Ma l’evoluzione commerciale della Monteverdi con la serie “Safari” e “Sahara” non fu un limite strategico legato alla immagine dei “Luxury SUV” ancora non diffusi (perché in numero assoluto la “Safari” è stata la Monteverdi più prodotta nella storia del Marchio) ma fu una distorsione dell’immagine pubblica del Brand Monteverdi rispetto al mercato. E non solo perché un “SUV” ante litteram cozzava con la produzione di Gran Turismo ed Ammiraglie classicamente “Luxury”; ma anche perché nella proposizione di “Safari” e “Sahara” (quest’ultima la cosiddetta pezza peggiore del buco, visto che nella offerta commerciale di Monteverdi costituiva la versione “Entry Level” della Safari rispetto a cui proponeva il corpo vettura della popolarissima International Scout praticamente invariato) il Marchio svizzero aveva praticamente trascurato di aggiornare ed implementare la Gamma di sportive e GT “originarie”.
Dunque, direi che il grande errore strategico di Peter Monteverdi fu quello di seguire più un ottimo fiuto commerciale senza però accompagnarlo dalla tutela di quello straordinario intuito creativo che lo aveva inizialmente spinto ad “azzeccare” la originaria Gamma di vetture Monteverdi: questo ha significato limitarsi, alla soglia degli anni Ottanta, a schemi produttivi quasi anacronistici (lavorazioni totalmente a mano, assemblaggio di parti, componenti e semilavorati secondo una catena arzigogolata e dispendiosa); a catene di subfornitura e lavorazioni praticamente monopolistiche ed imprescindibili (vedi ad esempio il ruolo di Rayton Fissore); ha significato snaturare, alla ricerca di soluzioni commerciali di breve respiro e di brevissimo periodo, la natura e l’ispirazione originaria della Gamma di sportive Monteverdi contro una visione sempre più di “Assembler” ed infine “Tuner” del Marchio.
L’esempio?
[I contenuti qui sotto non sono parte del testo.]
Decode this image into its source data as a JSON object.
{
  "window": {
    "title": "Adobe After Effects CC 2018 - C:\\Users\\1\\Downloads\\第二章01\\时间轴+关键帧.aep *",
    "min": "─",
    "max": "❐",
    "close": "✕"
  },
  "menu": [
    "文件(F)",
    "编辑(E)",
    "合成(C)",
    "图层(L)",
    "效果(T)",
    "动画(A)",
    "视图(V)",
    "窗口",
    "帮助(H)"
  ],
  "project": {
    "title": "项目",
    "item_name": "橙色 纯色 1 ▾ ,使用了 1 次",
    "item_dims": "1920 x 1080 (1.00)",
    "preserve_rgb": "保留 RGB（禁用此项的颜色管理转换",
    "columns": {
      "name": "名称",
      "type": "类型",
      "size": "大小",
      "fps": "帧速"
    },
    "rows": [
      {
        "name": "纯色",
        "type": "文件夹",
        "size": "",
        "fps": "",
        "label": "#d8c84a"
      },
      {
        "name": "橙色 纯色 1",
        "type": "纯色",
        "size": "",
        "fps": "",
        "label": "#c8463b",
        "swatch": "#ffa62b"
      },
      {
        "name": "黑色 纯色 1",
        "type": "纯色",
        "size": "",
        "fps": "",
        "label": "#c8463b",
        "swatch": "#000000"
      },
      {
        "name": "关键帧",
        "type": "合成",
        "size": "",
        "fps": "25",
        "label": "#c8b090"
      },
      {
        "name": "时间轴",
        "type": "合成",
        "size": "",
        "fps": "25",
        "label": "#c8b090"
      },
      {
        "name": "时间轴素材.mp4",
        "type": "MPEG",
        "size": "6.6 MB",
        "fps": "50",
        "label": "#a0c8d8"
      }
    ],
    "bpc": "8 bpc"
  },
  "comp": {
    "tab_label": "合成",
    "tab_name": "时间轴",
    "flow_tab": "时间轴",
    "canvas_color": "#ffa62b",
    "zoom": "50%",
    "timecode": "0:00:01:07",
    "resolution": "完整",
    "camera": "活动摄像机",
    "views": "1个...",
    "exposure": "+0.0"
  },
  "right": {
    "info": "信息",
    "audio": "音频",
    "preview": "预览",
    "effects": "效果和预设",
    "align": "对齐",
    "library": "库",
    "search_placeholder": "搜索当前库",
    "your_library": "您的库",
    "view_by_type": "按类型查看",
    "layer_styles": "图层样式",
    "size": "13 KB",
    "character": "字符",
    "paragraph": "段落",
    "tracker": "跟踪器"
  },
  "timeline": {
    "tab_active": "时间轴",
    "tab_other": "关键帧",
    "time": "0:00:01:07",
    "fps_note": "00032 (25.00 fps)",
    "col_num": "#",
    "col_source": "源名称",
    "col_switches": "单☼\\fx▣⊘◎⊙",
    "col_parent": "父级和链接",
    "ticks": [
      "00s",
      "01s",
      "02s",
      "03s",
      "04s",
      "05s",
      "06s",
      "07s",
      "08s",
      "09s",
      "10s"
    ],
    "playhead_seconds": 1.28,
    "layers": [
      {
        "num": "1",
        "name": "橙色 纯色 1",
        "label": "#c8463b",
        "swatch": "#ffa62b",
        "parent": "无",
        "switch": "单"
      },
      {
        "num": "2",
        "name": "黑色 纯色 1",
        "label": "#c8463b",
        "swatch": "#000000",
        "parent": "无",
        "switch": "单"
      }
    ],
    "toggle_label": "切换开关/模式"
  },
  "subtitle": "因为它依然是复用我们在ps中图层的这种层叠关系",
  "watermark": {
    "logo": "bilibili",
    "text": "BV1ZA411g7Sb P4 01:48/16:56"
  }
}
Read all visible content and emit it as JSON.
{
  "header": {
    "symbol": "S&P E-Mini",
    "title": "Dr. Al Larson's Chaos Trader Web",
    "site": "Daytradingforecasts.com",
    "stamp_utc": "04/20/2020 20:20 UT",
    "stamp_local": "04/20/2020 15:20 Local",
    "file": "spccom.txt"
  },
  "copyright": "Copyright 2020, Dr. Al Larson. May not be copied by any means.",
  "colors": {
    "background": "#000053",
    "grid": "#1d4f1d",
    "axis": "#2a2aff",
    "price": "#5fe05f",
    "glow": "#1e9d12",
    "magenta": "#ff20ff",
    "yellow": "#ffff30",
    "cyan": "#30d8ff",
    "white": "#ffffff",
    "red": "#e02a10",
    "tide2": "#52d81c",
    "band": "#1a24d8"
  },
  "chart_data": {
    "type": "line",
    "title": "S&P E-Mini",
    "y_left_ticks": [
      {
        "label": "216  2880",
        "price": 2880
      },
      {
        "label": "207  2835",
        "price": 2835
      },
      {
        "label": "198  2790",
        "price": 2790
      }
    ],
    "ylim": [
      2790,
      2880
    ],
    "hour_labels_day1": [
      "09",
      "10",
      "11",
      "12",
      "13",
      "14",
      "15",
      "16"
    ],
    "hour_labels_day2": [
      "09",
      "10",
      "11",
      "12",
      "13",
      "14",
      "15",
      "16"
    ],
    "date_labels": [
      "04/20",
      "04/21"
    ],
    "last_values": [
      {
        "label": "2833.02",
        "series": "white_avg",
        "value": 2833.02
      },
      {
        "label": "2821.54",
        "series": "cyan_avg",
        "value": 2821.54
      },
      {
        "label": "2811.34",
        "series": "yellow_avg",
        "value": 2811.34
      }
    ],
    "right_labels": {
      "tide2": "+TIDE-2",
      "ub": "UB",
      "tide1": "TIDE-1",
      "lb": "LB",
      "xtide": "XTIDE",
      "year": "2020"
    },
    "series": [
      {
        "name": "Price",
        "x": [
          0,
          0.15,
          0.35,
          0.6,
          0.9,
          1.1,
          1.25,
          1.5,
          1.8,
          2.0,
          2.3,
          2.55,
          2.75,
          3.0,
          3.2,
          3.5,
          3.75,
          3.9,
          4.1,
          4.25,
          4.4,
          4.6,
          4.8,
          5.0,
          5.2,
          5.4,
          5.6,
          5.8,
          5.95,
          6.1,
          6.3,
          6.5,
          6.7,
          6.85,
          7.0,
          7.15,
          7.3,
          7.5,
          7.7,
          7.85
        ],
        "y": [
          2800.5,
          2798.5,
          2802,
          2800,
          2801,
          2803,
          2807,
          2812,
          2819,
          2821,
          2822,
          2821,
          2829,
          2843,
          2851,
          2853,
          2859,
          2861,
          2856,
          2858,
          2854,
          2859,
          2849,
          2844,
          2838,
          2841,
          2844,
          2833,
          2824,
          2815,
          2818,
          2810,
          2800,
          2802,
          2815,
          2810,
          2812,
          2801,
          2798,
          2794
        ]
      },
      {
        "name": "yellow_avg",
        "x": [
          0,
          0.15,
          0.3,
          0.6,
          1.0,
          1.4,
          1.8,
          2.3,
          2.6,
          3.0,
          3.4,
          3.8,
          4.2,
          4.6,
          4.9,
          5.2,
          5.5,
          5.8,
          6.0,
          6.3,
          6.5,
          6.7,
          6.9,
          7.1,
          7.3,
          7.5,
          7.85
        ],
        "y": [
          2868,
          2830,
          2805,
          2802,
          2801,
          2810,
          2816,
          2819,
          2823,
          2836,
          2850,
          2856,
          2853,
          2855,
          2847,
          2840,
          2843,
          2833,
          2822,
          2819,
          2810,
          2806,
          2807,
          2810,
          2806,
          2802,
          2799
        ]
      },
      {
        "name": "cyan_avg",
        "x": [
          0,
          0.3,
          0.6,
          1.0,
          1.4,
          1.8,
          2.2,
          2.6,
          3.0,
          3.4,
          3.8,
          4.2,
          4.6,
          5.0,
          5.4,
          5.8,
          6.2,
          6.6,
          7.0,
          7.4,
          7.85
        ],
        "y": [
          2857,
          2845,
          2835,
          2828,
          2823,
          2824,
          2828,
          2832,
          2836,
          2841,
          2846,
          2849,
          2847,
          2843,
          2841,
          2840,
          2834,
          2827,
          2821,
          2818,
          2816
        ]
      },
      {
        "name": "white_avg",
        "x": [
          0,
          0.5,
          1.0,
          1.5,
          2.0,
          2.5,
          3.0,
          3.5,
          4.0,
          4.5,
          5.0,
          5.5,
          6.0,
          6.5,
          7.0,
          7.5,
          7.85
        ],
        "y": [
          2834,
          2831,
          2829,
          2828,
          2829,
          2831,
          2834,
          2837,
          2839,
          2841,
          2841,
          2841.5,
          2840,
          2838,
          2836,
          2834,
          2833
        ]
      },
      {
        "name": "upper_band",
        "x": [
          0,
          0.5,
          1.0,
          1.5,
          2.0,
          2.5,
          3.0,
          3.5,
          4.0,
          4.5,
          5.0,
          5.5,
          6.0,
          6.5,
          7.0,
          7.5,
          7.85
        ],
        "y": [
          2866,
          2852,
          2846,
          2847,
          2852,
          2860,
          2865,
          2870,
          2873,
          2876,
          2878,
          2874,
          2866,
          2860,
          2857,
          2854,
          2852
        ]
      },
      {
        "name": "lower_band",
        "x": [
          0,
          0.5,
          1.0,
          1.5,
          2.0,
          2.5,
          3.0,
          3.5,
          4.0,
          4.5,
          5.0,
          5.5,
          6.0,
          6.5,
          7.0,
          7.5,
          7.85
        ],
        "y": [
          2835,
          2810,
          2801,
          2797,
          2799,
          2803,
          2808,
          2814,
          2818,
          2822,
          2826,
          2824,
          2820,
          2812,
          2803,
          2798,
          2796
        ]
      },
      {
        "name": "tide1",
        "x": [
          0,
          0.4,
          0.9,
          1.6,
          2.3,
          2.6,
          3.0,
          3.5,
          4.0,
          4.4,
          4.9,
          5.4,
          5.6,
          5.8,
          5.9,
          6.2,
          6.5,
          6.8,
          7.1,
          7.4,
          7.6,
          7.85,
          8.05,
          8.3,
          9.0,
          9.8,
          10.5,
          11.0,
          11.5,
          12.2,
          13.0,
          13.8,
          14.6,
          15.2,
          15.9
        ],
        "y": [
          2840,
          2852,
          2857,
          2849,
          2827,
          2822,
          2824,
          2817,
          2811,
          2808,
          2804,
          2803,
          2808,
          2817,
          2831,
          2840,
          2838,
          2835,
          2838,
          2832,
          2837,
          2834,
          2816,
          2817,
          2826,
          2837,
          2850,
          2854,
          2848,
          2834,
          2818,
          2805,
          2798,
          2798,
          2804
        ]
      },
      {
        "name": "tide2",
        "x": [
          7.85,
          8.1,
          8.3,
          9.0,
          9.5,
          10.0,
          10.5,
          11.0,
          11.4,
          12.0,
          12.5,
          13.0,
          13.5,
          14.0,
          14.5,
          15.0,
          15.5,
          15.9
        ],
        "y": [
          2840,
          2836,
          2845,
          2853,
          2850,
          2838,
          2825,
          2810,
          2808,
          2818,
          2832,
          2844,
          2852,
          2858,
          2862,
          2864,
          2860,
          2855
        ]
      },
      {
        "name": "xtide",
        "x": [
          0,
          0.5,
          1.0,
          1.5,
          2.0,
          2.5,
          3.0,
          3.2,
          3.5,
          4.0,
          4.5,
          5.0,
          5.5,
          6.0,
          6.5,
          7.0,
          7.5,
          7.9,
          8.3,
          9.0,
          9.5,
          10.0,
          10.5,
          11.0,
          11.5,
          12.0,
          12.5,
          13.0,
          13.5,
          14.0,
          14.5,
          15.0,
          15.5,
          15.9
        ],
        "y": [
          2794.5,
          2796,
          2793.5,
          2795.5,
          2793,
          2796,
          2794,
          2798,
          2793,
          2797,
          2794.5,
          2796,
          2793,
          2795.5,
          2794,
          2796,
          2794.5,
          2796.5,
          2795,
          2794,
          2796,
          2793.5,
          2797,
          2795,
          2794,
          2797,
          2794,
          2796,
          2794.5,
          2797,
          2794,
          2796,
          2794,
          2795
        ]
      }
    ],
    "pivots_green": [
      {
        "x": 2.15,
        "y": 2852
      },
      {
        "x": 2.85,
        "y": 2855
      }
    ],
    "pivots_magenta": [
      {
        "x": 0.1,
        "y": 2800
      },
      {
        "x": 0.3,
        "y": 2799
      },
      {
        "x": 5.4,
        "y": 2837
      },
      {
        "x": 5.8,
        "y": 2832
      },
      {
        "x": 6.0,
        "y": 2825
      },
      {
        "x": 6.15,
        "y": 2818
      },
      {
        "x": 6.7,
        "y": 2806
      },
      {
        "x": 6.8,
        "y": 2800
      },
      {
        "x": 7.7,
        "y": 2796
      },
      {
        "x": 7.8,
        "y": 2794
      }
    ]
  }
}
Monteverdi “Sierra” basata sulla “Dodge Aspen” (una media berlina americana che Peter aveva trasformato pesantemente su fronte e retro per farla assomigliare alla parente povera della “375/4”) e “Tiara” (esperimento ancora peggiore di “Tuning” della classicissima ed azzeccata Classe S Mercedes di Bruno Sacco, in specifico la serie W126) come anche il restyling della Ford Granada: tutte proposte che lo stesso Peter – forse per salvare il salvabile – decide di astrarre dalla produzione propriamente Monteverdi per assegnarle ad una nuova e sporadica linea “Monteverdi Design” dalla scarsissima fortuna commerciale. Anche per questo, nonostante l’avventura brevissima in F1 del Team Onyx-Monteverdi degli anni ’90 e il tentativo di rilancio della concept “Hai 650”, la Monteverdi chiude i battenti 40 anni fa, nel 1985.
Dopo alcuni anni ci lascia anche Peter Monteverdi. Un genio controverso e assolutamente unico. Un eroe moderno e crepuscolare del paradiso dell’Auto. Per questo, Autoprove vuole ricordarlo come il più nobile piazzista di sogni a quattro ruote.